# too strong a filter?



## xriddler (Feb 16, 2012)

I was wondering if pairing a 7g starfire tank with an aq30 be too much flow for shrimps with tahitian moon sand substrate.


----------



## coldmantis (Apr 5, 2010)

I use an eheim 2213 and the flow is just about right on my 7.5g ai starfire tank

Sent from my Galaxy Nexus using Tapatalk 2


----------



## AquaInspiration (Jul 3, 2010)

May be, depends on how you regulate the flow. For example, installing spray bars would be an option to reduce flow.
There is no such thing as too strong, but there is such a thing as too much flow (bad for shrimp, triggers certain algae growth). Hope that answers a few concerns 

AI


----------



## xriddler (Feb 16, 2012)

So would the aquaclear 30 be too much flow for the 7 gallon tank than?

@cold: thanks cold but you angle your flow to the top, right? does it create a whirlpool effect for you? because im using sand substrate im scared that the
aq30 would push up alot of sand all the time.


----------



## coldmantis (Apr 5, 2010)

xriddler said:


> So would the aquaclear 30 be too much flow for the 7 gallon tank than?
> 
> @cold: thanks cold but you angle your flow to the top, right? does it create a whirlpool effect for you? because im using sand substrate im scared that the
> aq30 would push up alot of sand all the time.


actually I angle straight because I inject co2 in the tank, there is so little flow on top that I get oil buildup.


----------



## Fishfur (Mar 4, 2012)

If you put a cover on the intake, and adjust the top of the intake for the lowest flow, it should be ok. Just push the top of the intake as far to the right as it will go. I've got the moonsand in a tank with a small filter than puts out a surprisingly strong current, doesn't bother the sand at all. I'll grant, the water flow is pretty much straight outward, not downward. And AC's don't really go straight down either.. they go forward and then downward on an angle, but it does depend on how you set the output. On the lowest setting they are much softer.

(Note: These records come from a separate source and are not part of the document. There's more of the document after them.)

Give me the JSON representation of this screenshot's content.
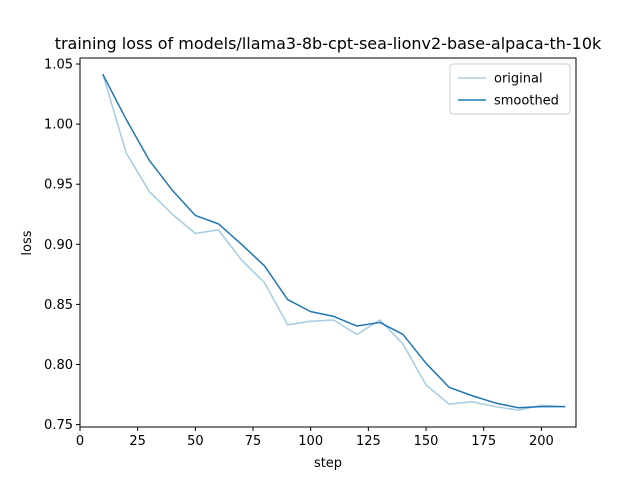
{
  "chart_data": {
    "type": "line",
    "title": "training loss of models/llama3-8b-cpt-sea-lionv2-base-alpaca-th-10k",
    "xlabel": "step",
    "ylabel": "loss",
    "xlim": [
      0,
      215
    ],
    "ylim": [
      0.748,
      1.055
    ],
    "x_ticks": [
      0,
      25,
      50,
      75,
      100,
      125,
      150,
      175,
      200
    ],
    "y_ticks": [
      0.75,
      0.8,
      0.85,
      0.9,
      0.95,
      1.0,
      1.05
    ],
    "x_tick_labels": [
      "0",
      "25",
      "50",
      "75",
      "100",
      "125",
      "150",
      "175",
      "200"
    ],
    "y_tick_labels": [
      "0.75",
      "0.80",
      "0.85",
      "0.90",
      "0.95",
      "1.00",
      "1.05"
    ],
    "legend_position": "upper right",
    "grid": false,
    "series": [
      {
        "name": "original",
        "color": "#a6cbe3",
        "x": [
          10,
          20,
          30,
          40,
          50,
          60,
          70,
          80,
          90,
          100,
          110,
          120,
          130,
          140,
          150,
          160,
          170,
          180,
          190,
          200,
          210
        ],
        "y": [
          1.041,
          0.976,
          0.944,
          0.925,
          0.909,
          0.912,
          0.887,
          0.868,
          0.833,
          0.836,
          0.837,
          0.825,
          0.837,
          0.817,
          0.783,
          0.767,
          0.769,
          0.765,
          0.762,
          0.766,
          0.765
        ]
      },
      {
        "name": "smoothed",
        "color": "#1f77b4",
        "x": [
          10,
          20,
          30,
          40,
          50,
          60,
          70,
          80,
          90,
          100,
          110,
          120,
          130,
          140,
          150,
          160,
          170,
          180,
          190,
          200,
          210
        ],
        "y": [
          1.041,
          1.004,
          0.97,
          0.945,
          0.924,
          0.917,
          0.9,
          0.882,
          0.854,
          0.844,
          0.84,
          0.832,
          0.835,
          0.825,
          0.801,
          0.781,
          0.774,
          0.768,
          0.764,
          0.765,
          0.765
        ]
      }
    ]
  }
}
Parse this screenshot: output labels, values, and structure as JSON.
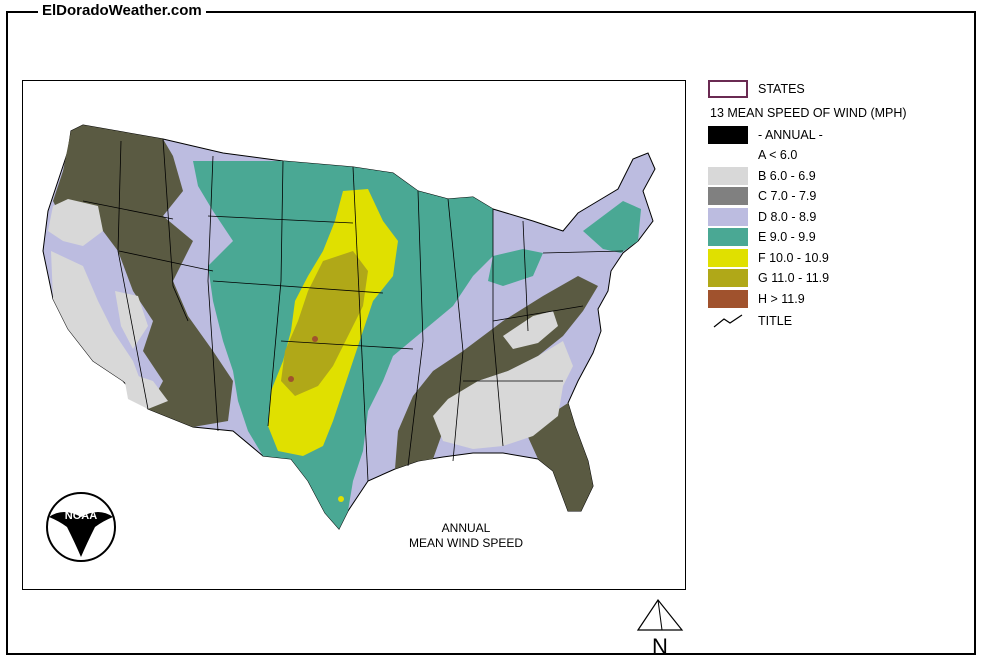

If you keep the tank's water level high enough to prevent the water actually falling through air, I don't think you'll have much trouble. I actually have an AC mini on a 2.5G tank.. no issues with it at all, though the intake tube does about hit bottom. I have a SS mesh cover on it to keep the critters from being sucked up. And my AC70's, which are running full bore on larger tanks, don't disturb the water very much below 10 inches of depth, and they are much stronger than a 30.


----------